Pasca Banjir, Sumur Warga Tak Layak Konsumsi

Editor: Ivan Aditya

KULONPROGO, KRJOGJA.com – Warga di wilayah Kecamatan Panjatan, bersama para relawan dijadwalkan akan melanjutkan pembersihan atau pengurasan air sumur milik warga terdampak luapan banjir dari Sungai Serang, Sabtu (30/03/2019). Dukuh IV Desa Panjatan, Puji Hartaya mengungkapkan pengurasan air sumur milik warga di wilayah Pedukuhan I, II, III dan IV Desa Panjatan belum selesai.

Dalam waktu dua hari, relawan bersama warga baru berhasil menyelesaikan pengurasan 15 sumur. Usai terendam luapan banjir Sungai Serang pada pertengahan Maret lalu, sebagian besar air sumur milik warga tidak layak dikonsumsi dan untuk keperluan rumah tangga. Air kotor masuk ke dalam sumur menjadi keruh dan mengeluarkan bau tidak sedap.

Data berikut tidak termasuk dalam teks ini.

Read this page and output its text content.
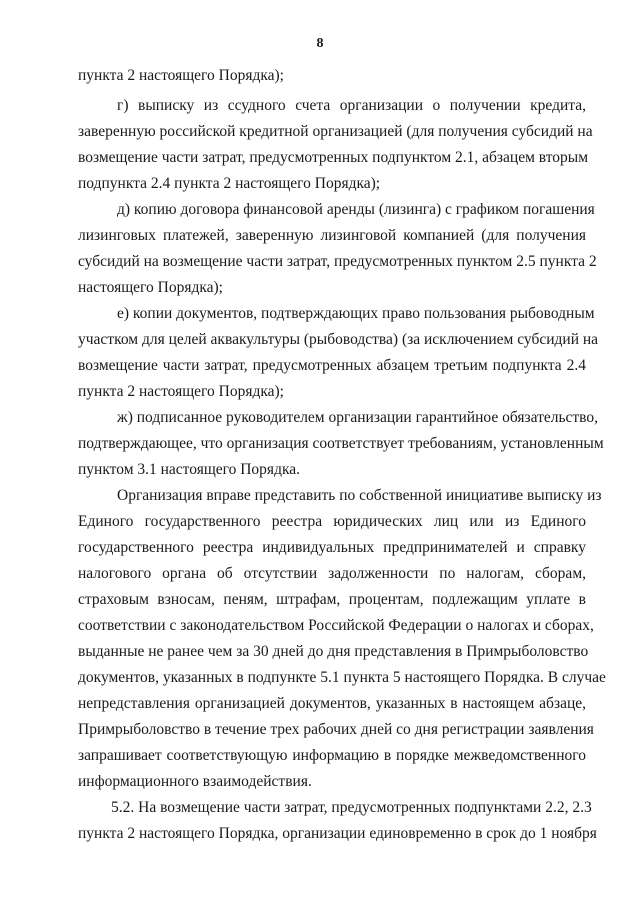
8
пункта 2 настоящего Порядка);
г) выписку из ссудного счета организации о получении кредита,
заверенную российской кредитной организацией (для получения субсидий на
возмещение части затрат, предусмотренных подпунктом 2.1, абзацем вторым
подпункта 2.4 пункта 2 настоящего Порядка);
д) копию договора финансовой аренды (лизинга) с графиком погашения
лизинговых платежей, заверенную лизинговой компанией (для получения
субсидий на возмещение части затрат, предусмотренных пунктом 2.5 пункта 2
настоящего Порядка);
е) копии документов, подтверждающих право пользования рыбоводным
участком для целей аквакультуры (рыбоводства) (за исключением субсидий на
возмещение части затрат, предусмотренных абзацем третьим подпункта 2.4
пункта 2 настоящего Порядка);
ж) подписанное руководителем организации гарантийное обязательство,
подтверждающее, что организация соответствует требованиям, установленным
пунктом 3.1 настоящего Порядка.
Организация вправе представить по собственной инициативе выписку из
Единого государственного реестра юридических лиц или из Единого
государственного реестра индивидуальных предпринимателей и справку
налогового органа об отсутствии задолженности по налогам, сборам,
страховым взносам, пеням, штрафам, процентам, подлежащим уплате в
соответствии с законодательством Российской Федерации о налогах и сборах,
выданные не ранее чем за 30 дней до дня представления в Примрыболовство
документов, указанных в подпункте 5.1 пункта 5 настоящего Порядка. В случае
непредставления организацией документов, указанных в настоящем абзаце,
Примрыболовство в течение трех рабочих дней со дня регистрации заявления
запрашивает соответствующую информацию в порядке межведомственного
информационного взаимодействия.
5.2. На возмещение части затрат, предусмотренных подпунктами 2.2, 2.3
пункта 2 настоящего Порядка, организации единовременно в срок до 1 ноября
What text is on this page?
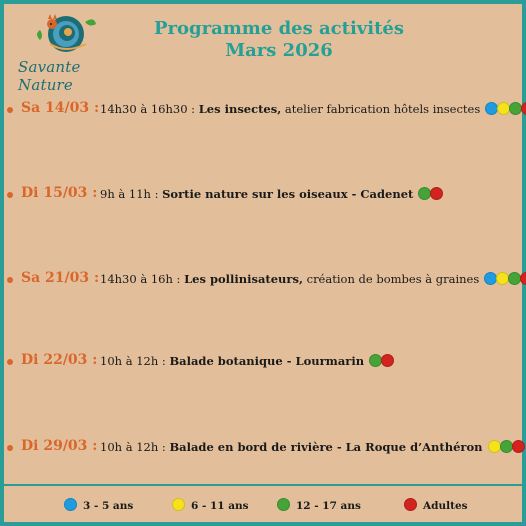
Savante Nature
Programme des activités
Mars 2026
Sa 14/03 : 14h30 à 16h30 : Les insectes, atelier fabrication hôtels insectes
Di 15/03 : 9h à 11h : Sortie nature sur les oiseaux - Cadenet
Sa 21/03 : 14h30 à 16h : Les pollinisateurs, création de bombes à graines
Di 22/03 : 10h à 12h : Balade botanique - Lourmarin
Di 29/03 : 10h à 12h : Balade en bord de rivière - La Roque d’Anthéron
3 - 5 ans	6 - 11 ans	12 - 17 ans	Adultes
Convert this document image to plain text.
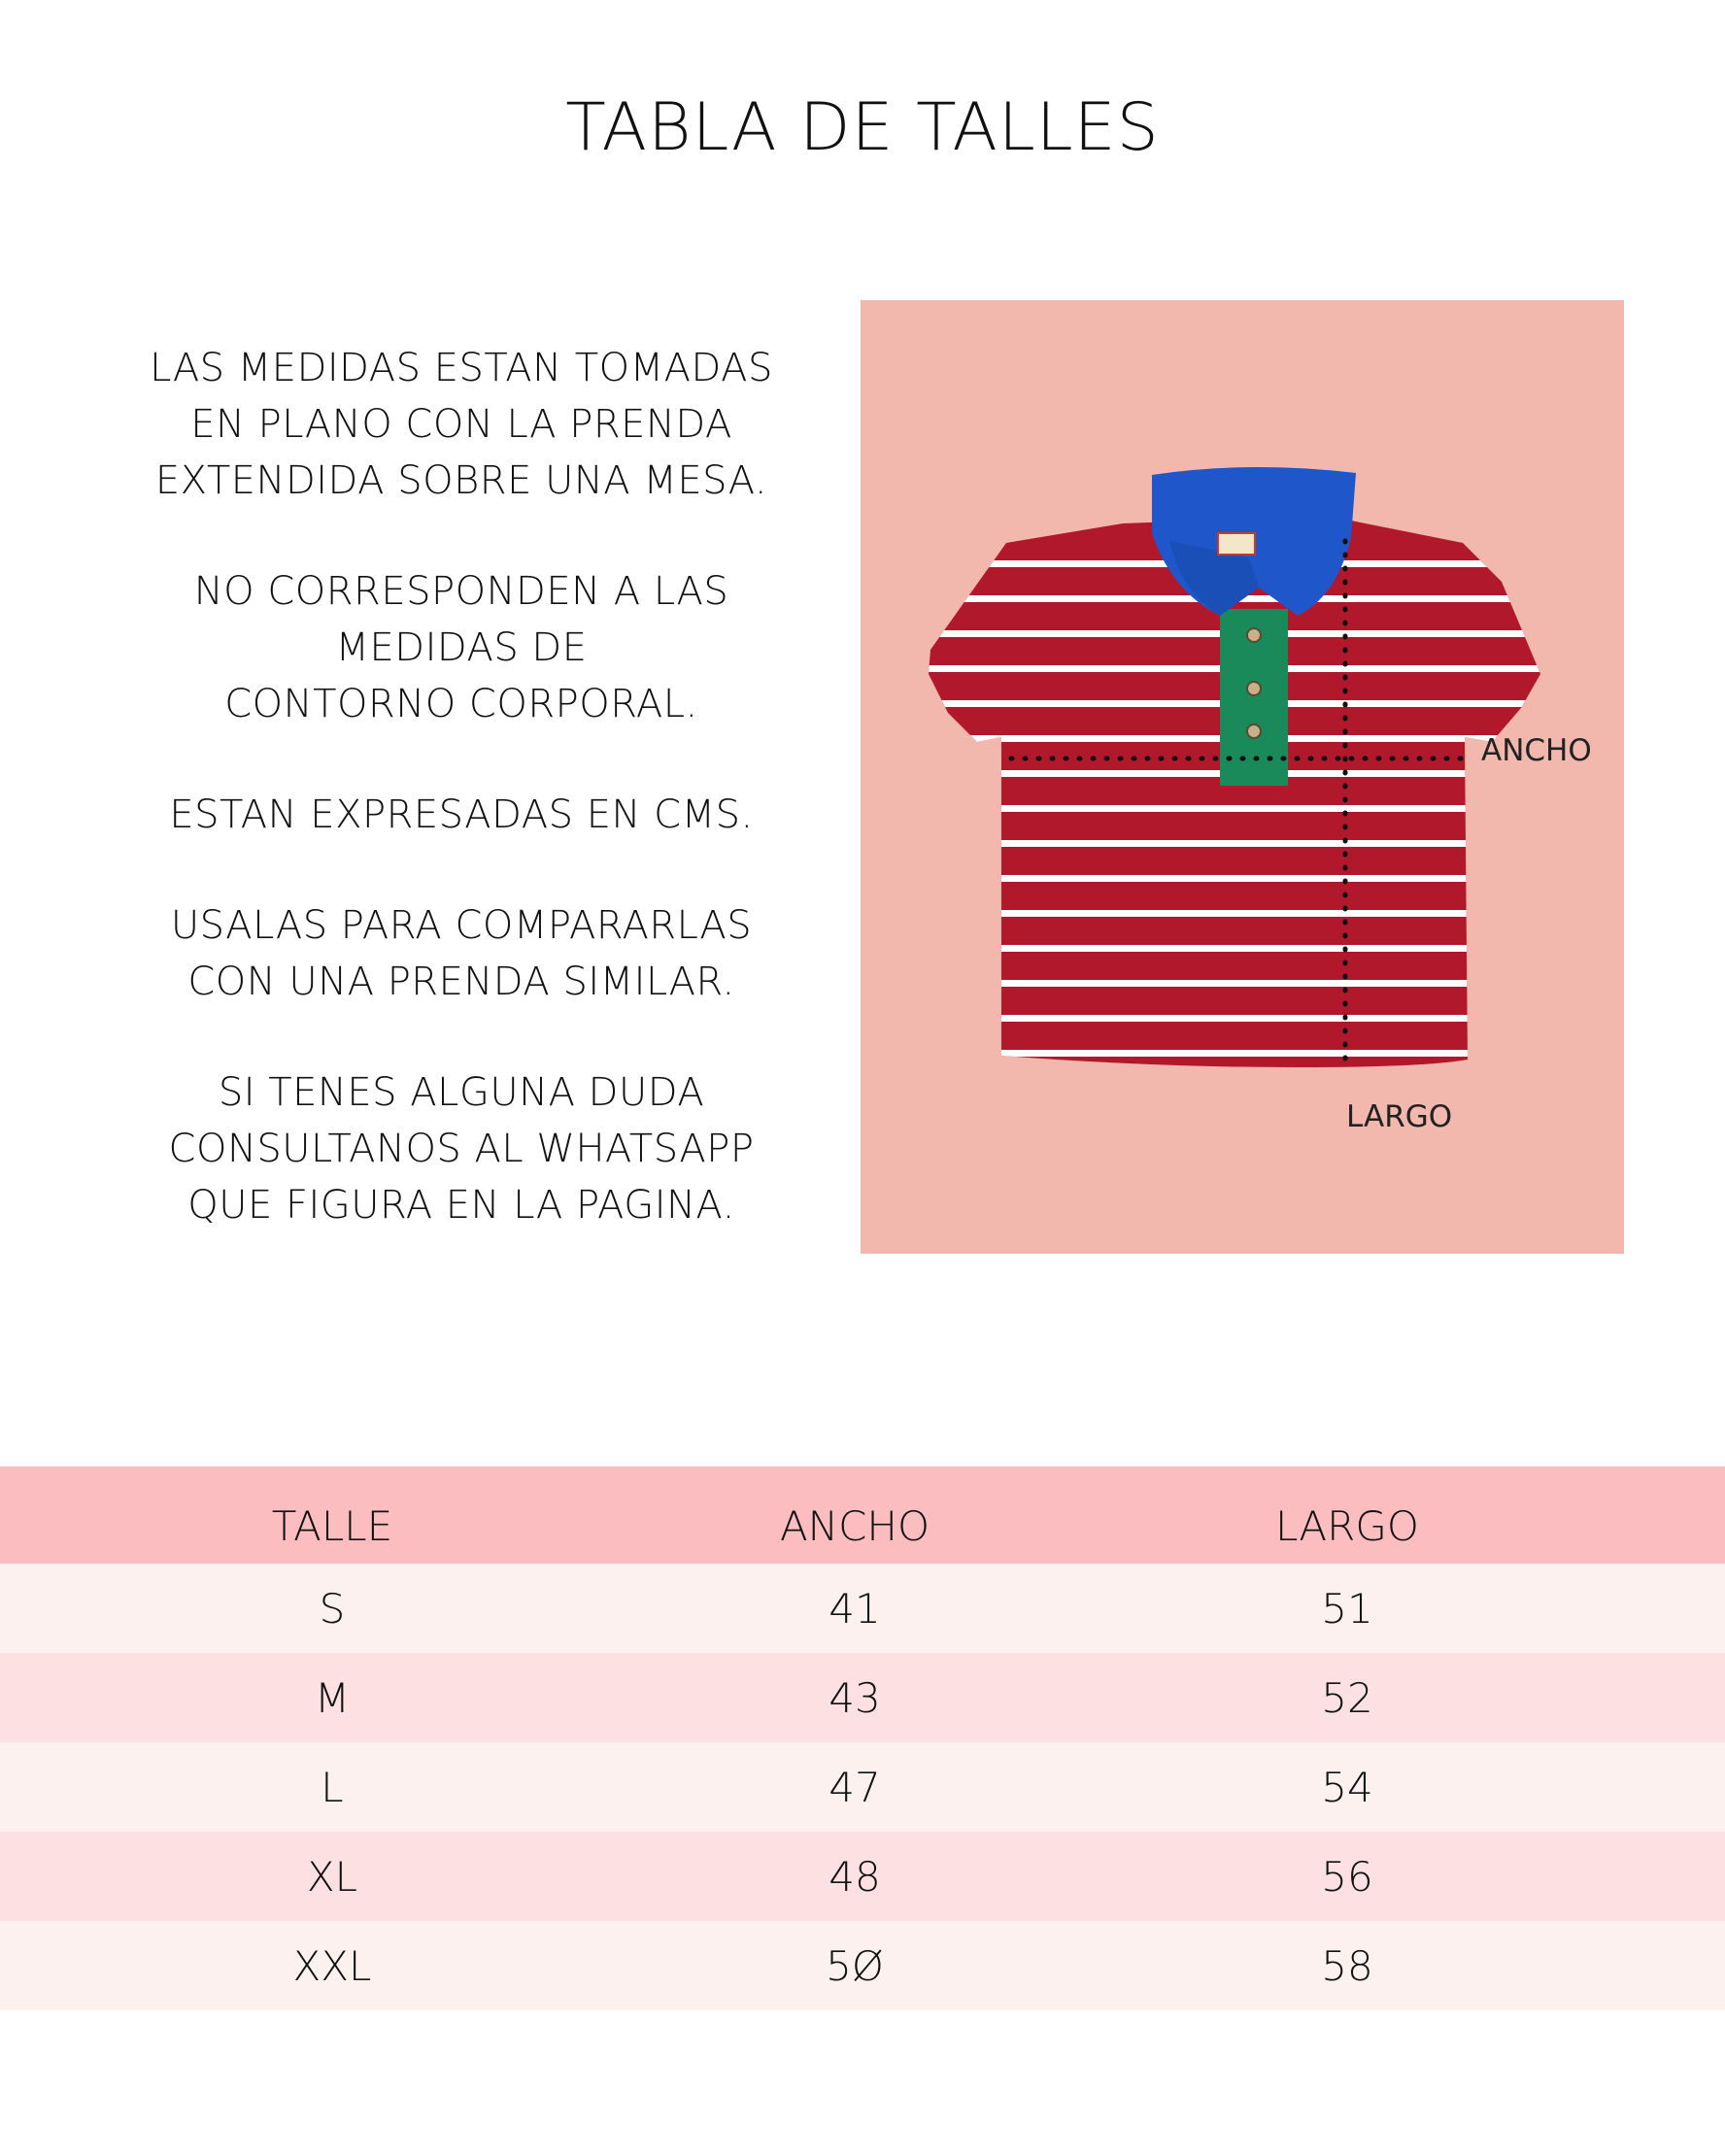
TABLA DE TALLES

LAS MEDIDAS ESTAN TOMADAS
EN PLANO CON LA PRENDA
EXTENDIDA SOBRE UNA MESA.

NO CORRESPONDEN A LAS
MEDIDAS DE
CONTORNO CORPORAL.

ESTAN EXPRESADAS EN CMS.

USALAS PARA COMPARARLAS
CON UNA PRENDA SIMILAR.

SI TENES ALGUNA DUDA
CONSULTANOS AL WHATSAPP
QUE FIGURA EN LA PAGINA.

ANCHO
LARGO
TALLE	ANCHO	LARGO
S	41	51
M	43	52
L	47	54
XL	48	56
XXL	5Ø	58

“Masih ada permintaan dari warga untuk menguras 35 sumur. Belajar dari pengurasan sebelumnya, pada pelaksanaan di lapangan nanti, pasti akan ada penambahan permintaan dari warga,” tutur Puji Hartaya.

Pengurasan sumur milik warga bekerja sama dengan relawan dari unsur MDMC DIY, JPM (Jaringan Progo Menoreh), JKM (Jarikan Komunikasi Menoreh), TRC BPBD Kulonprogo, Babinsa, Babikamtibmas dan Kokam Kulonprogo.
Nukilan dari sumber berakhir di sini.